这是我一段时间以前写的,没有版权问题,也没有保证(系统没有进入生产):
using System;
using System.Collections.Generic;
using System.Linq;
using System.Text;
using System.Threading;
using System.Windows.Threading;
namespace ManagedHelpers.Threads
{
public class STASynchronizationContext : SynchronizationContext, IDisposable
{
private readonly Dispatcher dispatcher;
private object dispObj;
private readonly Thread mainThread;
public STASynchronizationContext()
{
mainThread = new Thread(MainThread) { Name = "STASynchronizationContextMainThread", IsBackground = false };
mainThread.SetApartmentState(ApartmentState.STA);
mainThread.Start();
//wait to get the main thread's dispatcher
while (Thread.VolatileRead(ref dispObj) == null)
Thread.Yield();
dispatcher = dispObj as Dispatcher;
}
public override void Post(SendOrPostCallback d, object state)
{
dispatcher.BeginInvoke(d, new object[] { state });
}
public override void Send(SendOrPostCallback d, object state)
{
dispatcher.Invoke(d, new object[] { state });
}
private void MainThread(object param)
{
Thread.VolatileWrite(ref dispObj, Dispatcher.CurrentDispatcher);
Console.WriteLine("Main Thread is setup ! Id = {0}", Thread.CurrentThread.ManagedThreadId);
Dispatcher.Run();
}
public void Dispose()
{
if (!dispatcher.HasShutdownStarted && !dispatcher.HasShutdownFinished)
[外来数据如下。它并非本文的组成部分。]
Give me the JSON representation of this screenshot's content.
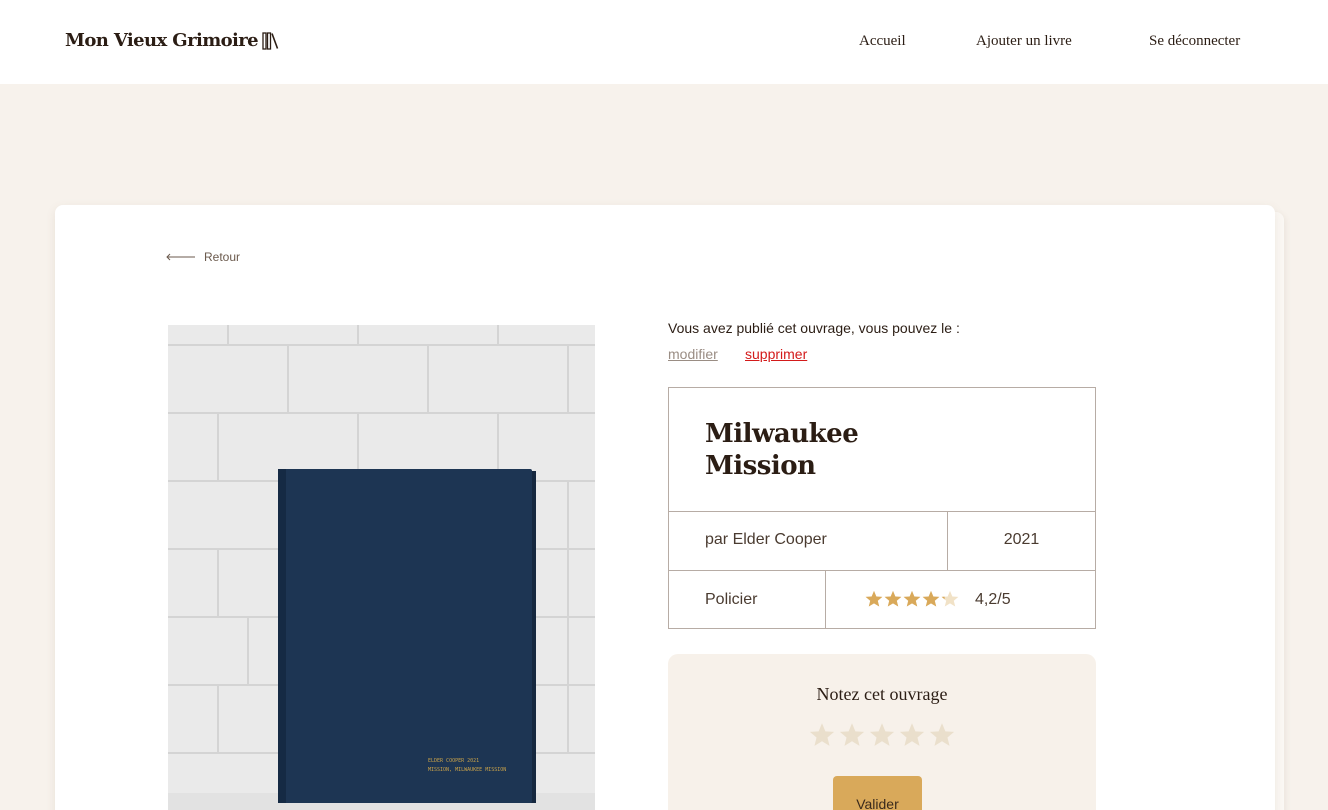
{
  "header": {
    "logo_text": "Mon Vieux Grimoire",
    "logo_icon": "books-icon",
    "nav": [
      {
        "label": "Accueil"
      },
      {
        "label": "Ajouter un livre"
      },
      {
        "label": "Se déconnecter"
      }
    ]
  },
  "back": {
    "label": "Retour",
    "icon": "arrow-left-icon"
  },
  "owner": {
    "message": "Vous avez publié cet ouvrage, vous pouvez le :",
    "modify_label": "modifier",
    "delete_label": "supprimer"
  },
  "book": {
    "title_line1": "Milwaukee",
    "title_line2": "Mission",
    "author": "par Elder Cooper",
    "year": "2021",
    "genre": "Policier",
    "rating_value": 4.2,
    "rating_max": 5,
    "rating_text": "4,2/5",
    "cover_spine_line1": "ELDER COOPER 2021",
    "cover_spine_line2": "MISSION, MILWAUKEE MISSION"
  },
  "rating_form": {
    "heading": "Notez cet ouvrage",
    "star_count": 5,
    "submit_label": "Valider"
  },
  "colors": {
    "page_background": "#f7f2ec",
    "accent_gold": "#d9a95a",
    "delete_red": "#d31a1a",
    "book_cover_navy": "#1d3553"
  }
}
dispatcher.BeginInvokeShutdown(DispatcherPriority.Normal);
GC.SuppressFinalize(this);
}
~STASynchronizationContext()
{
Dispose();
}
}
}
idesign.net(在页面上搜索“自定义同步上下文”)有一个SynchronizationContext可以完成此任务,但它比我需要的更复杂。
我有一个类似的需求——对服务器组件进行单元测试,以确认其回调委托调用是否被编排到适当的同步上下文,并想出了以下代码(基于Stephen Toub的博客文章http://blogs.msdn.com/b/pfxteam/archive/2012/01/20/10259049.aspx),我认为它更简单和通用,因为它使用自己内部的线程来处理Post()
/Send()
请求,而不是依赖于WPF/WinForms/..来执行调度。
// A simple SynchronizationContext that encapsulates it's own dedicated task queue and processing
// thread for servicing Send() & Post() calls.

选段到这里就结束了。